Spark SQL has been in our stack for less than one year, though some of our colleagues are using it. It is a useful product for transformation jobs.
We generally use Spark SQL for batch processing. We use it for general batch operations and have used it for some streaming jobs.
We did not spend much additional effort on Spark jobs.
It is a useful product for transformation jobs.
Speed is the major benefit of using Spark SQL.
Spark SQL is interoperable with Hive. While migrating from HDFS to Iceberg, we did not need to change our Spark SQL job configurations, only the location or type of connection from Hive to Trino or S3. This interoperability proved to be very useful.
We do not have any performance problems, but we do have some resource problems. Spark SQL consumes so many resources that we migrated our streaming job from Spark to Apache Flink.

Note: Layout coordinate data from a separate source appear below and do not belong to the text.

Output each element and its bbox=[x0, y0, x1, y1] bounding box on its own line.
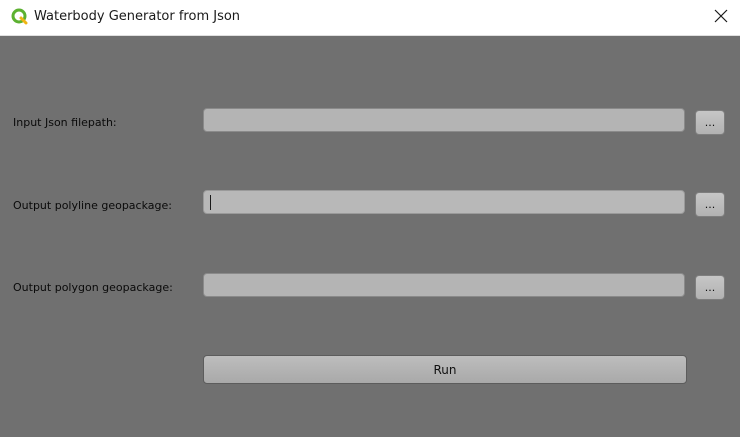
output-polygon-browse-button[interactable]: ... bbox=[695, 275, 725, 300]
qgis-logo-icon bbox=[11, 8, 28, 25]
title-bar: Waterbody Generator from Json bbox=[0, 0, 740, 36]
output-polyline-field[interactable] bbox=[203, 190, 685, 214]
dialog-window: Waterbody Generator from Json Input Json… bbox=[0, 0, 740, 437]
text-caret bbox=[210, 195, 211, 210]
output-polygon-label: Output polygon geopackage: bbox=[13, 281, 173, 294]
input-json-label: Input Json filepath: bbox=[13, 116, 117, 129]
dialog-content: Input Json filepath: ... Output polyline… bbox=[0, 36, 740, 437]
output-polyline-label: Output polyline geopackage: bbox=[13, 199, 172, 212]
input-json-browse-button[interactable]: ... bbox=[695, 110, 725, 135]
output-polygon-field[interactable] bbox=[203, 273, 685, 297]
input-json-field[interactable] bbox=[203, 108, 685, 132]
window-title: Waterbody Generator from Json bbox=[34, 9, 241, 24]
run-button[interactable]: Run bbox=[203, 355, 687, 384]
output-polyline-browse-button[interactable]: ... bbox=[695, 192, 725, 217]
close-button[interactable] bbox=[702, 0, 740, 35]
close-icon bbox=[714, 8, 728, 27]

Resource management in Spark SQL should be better. It consumes more resources, which is normal. The main reason we switched from Spark is memory and CPU consumption. The major reason is the resource problem because the number of streaming jobs has been increasing in our company. That is why we considered resource management as a priority.
Because of the resource consumption, I would say the development of Spark SQL is better. For development purposes, it is a top product and not difficult to work with, but resources are the major problem. We changed to Flink regardless of development time. Development time is less in Spark compared with Flink.
We first migrated from Spark to NiFi for some streaming tasks. It is a good alternative for us, but we changed our decision from NiFi to Flink because NiFi had some problems while ingesting data to Iceberg or S3.
We are not looking for any other options. We generally use open-source products and are supporters of the open-source movement. Our tendency is to use open-source products, so Apache products are at the top of our list.
We are not paying any money for Apache products. We always use the free versions, the open-source versions.
We are currently dealing with Iceberg, Flink, Airflow, and Trino.
Regarding the Catalyst query optimizer, I think we are using it. We were using it in the past, but I am not certain if we use it now. We used it a long time ago.
I rate my experience with Spark SQL as an eight out of ten. I have been working in this field for eight years.